28 de noviembre 2002 - 00:00

Brasil: suben salario menos de lo prometido

Brasilia (ANSA, AFP) - El Partido de los Trabajadores (PT) estrenó el rol de oficialista en el Congreso de Brasil forzando la aprobación de un salario mínimo menor que el que su líder, el presidente electo Luiz Inácio Lula Da Silva, había prometido en la campaña presidencial.

«Es el aumento que puede ser dado en este momento», justificó Lula, quien asumirá el poder el 1 de enero.

En el Congreso, la comisión mixta de Presupuesto aprobó la propuesta del PT de fijar el salario mínimo mensual en 220 reales, unos 61 dólares, a partir de enero. Esta comisión, también a instancias del PT, anuló la rebaja en la alícuota del impuesto a la renta de las personas físicas, que fue mantenida en 27%.
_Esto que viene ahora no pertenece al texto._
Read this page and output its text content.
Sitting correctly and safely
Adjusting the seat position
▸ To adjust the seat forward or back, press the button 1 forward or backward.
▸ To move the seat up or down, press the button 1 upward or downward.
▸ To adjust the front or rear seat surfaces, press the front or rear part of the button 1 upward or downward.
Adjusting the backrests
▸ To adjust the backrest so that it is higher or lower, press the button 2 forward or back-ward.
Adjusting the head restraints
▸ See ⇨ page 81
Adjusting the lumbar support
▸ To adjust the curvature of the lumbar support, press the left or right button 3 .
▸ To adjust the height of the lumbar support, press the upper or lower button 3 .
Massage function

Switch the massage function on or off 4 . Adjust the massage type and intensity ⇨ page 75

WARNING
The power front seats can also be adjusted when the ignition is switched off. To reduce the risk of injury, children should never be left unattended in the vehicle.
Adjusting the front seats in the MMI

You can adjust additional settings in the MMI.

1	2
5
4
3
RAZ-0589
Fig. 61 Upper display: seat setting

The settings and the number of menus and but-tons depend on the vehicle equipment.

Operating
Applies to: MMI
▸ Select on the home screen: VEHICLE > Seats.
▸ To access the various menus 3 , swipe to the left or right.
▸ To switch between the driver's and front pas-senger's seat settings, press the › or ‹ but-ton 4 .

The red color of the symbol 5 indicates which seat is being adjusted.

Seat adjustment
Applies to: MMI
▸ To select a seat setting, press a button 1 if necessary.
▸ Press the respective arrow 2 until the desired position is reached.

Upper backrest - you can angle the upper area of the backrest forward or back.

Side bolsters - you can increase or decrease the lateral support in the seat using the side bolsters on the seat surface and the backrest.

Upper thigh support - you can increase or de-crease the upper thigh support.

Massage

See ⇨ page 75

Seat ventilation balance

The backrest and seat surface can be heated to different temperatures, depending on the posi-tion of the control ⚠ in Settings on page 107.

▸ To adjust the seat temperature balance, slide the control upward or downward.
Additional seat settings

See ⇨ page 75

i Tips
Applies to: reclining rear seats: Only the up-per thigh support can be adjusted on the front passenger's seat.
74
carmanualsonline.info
En la actualidad, el salario mínimo es de 200 reales, y la propuesta del gobierno, antes de las elecciones presidenciales de octubre, consistía en llevarlo a 210 reales. Durante la campaña electoral, Lula, quien venció con más de 52 millones de votos, prometió aumentar el mínimo a 240 reales.

Luego del triunfo en las urnas, Lula y sus asesores cambiaron de discurso y pasaron a afirmar que la actual situación económica no permitía conceder ese aumento. También el aún oficialista Partido de la Social Democracia Brasileña (PSDB) cambió de posición y ahora defiende la postura original del PT: preparándose para su futuro rol opositor, el partido del presidente saliente Fernando Henrique Cardoso ahora defiende un salario mínimo de 240 reales.

«Continuamos en la lucha por un mínimo de 240 reales», dijo el titular del PSDB, José Aníbal, en alusión a la flamante bandera de su partido.

• Programa social

En lo que hace al mantenimiento de la alícuota del impuesto de la renta (IRPF), analistas explicaron la postura del PT en su necesidad de hacerse de recursos -unos 775 millones de dólares- para poder llevar a cabo su ambicioso programa social en medio de una economía débil y de presupuestos austeros, que deben ser votados antes del cierre de la actual Legislatura, antes de Navidad.

Esta urgencia ha llevado al partido de Lula a dejar para mejor momento la votación de la supresión de una serie de impuestos acumulados que gravan las exportaciones y que estaban comprendidos en la medida o decreto presidencial MP-66.

Fue esa promesa de llevar a cabo una minirreforma tributaria, preludio de otra mayor destinada a eliminar muchos impuestos acumulados o en «cascada», lo que atrajo a muchos empresarios a votar a Lula en las elecciones de octubre.

• Herencia

Declaraciones críticas de la bancada del PT a la herencia económica de Cardoso incomodaron a los miembros del PSDB, que decidieron posponer la votación, prevista para ayer, para la próxima semana.

«Brasil está viviendo la mayor inestabilidad de su historia reciente. Nosotros queremos discutir mejor la herencia que recibimos. Si el pueblo no comprende el país que vamos a gobernar, puede pensar que Lula hará milagros», dijo el diputado petista
Henrique Fontana. En tanto, en el primer roce político con el futuro oficialismo, el líder del actual gobierno en la Cámara, Arnaldo Madeira, acusó al PT de «jugar» para conseguir aprobar todos los temas de interés para el partido y después criticar a Cardoso.